Surnames
A surname—or last name—is generally an indication of a person’s familial associations or hereditary derivation.
While our “given” or first name is an individual identifier, then, our surname is usually an indication of lineage.
How these names are used and in what order they’re presented varies from culture to culture and language to language. The given name is generally presented first in Anglophone cultures, for instance, with the surname coming after (these names sometimes separated by a middle name that’s often, but not always, based on the name of a familial precursor, like one’s grandmother or great-great-grandfather), while in some East Asian linguistic traditions (like Chinese), the (single-character) surname is generally presented first, followed by a (two-character) given name.
Surnames are thought to be a fair bit more modern than given names, as while individual names have been around since at least the beginning of writing, surnames seem to have been intentionally innovated for different purposes in different areas.
They seem to have arrived alongside centralized record-keeping in China (possibly around 2000 BC), for example, as part of an effort by the Emperor to take a useful census of his kingdom.
Around 800 BC, there’s evidence of what are called patronymic surnames in the Arab world—which basically means using the regional linguistic equivalent of “son of” as a differentiator.
So my full name would be “Colin, Son of Paul” under such a system, and this is where many surnames like “Paulson” and “Robertson” and “Stevenson,” come from.
Many cultures (including but not limited to Iceland, Poland, Georgia, and Mongolia) still use patronymic naming conventions, at times, and some use it alongside other systems, like matronymics (using the mother’s name) or toponymics (using a person’s birthplace or their family’s geographic origin, a la “Bob of Bulgaria”).
Other surnames were derived from what a forebear did for a living (my last name, “Wright,” suggests that one of my ancestors was probably a builder in England, for instance).
Notably, many modern governments allow people to change their surname (alongside their given and middle names), which can be a complex logistical undertaking, but can apparently also skew one’s fortunes, depending on what name is adopted and left behind.
A 2024 study found that folks with surnames beginning with “A” tend to receive better grades than those with surnames that start with “Z.”
The theory as to why this seems to be the case is that many professors grade papers in alphabetical order because of how their course-related software (or Learning Management System, LMS) works.
So when they’re tackling the Z-surnamed papers and exams, they’re more likely to give lower grades; possibly to due exhaustion, possibly because they have more basis for comparison for the work that arrives later.
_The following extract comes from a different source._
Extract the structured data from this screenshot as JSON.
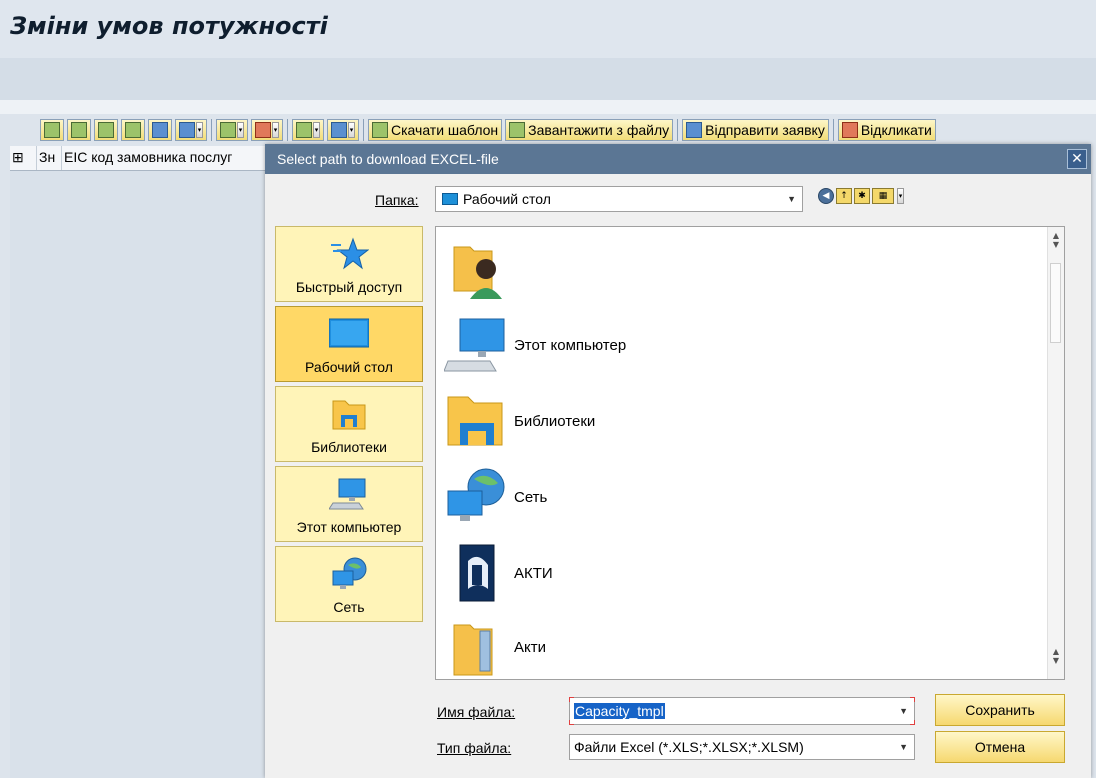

They’ve already given high and low marks by the time they reach the end of the pile, in other words, and they’re thus more likely to be critical of papers that are further down the stack. Those that that are graded early, in contrast, aren’t being compared to much of anything (the instructors may be grading more “accurately” and on a curve by the time they reach the end of the pile).
This study resulted in what’s still a draft paper, so there’ll likely be revisions before it’s finalized. But the researchers behind it analyzed more than 30 million grades at a large university that uses the most common LMS software, and they found that students with surnames starting with the lattermost letters of the alphabet (U-Z) were docked an average of 0.6 points compared to those at the beginning (A-E).
These end-of-alphabet students also received more negative feedback from their instructors, while those at the beginning received more positive feedback.
This difference was most pronounced in social science and humanities classes, and it disappeared when the alphabetized default in the software was tweaked; when some professors flipped it so that the Z-named students came before the A-named students, in fact, the opposite happened: U-Z students attained higher average grades than the A-E students.
All of which is interesting because it gestures at an ultra-specific bias that might be associated with our names: a bias not related to prejudice against people from a surname-referenced background or hometown, but one related to defaults in commonly used software, and how those defaults seem to set some people up for unearned success, while others are hobbled in meaningful ways because of an inherited trait.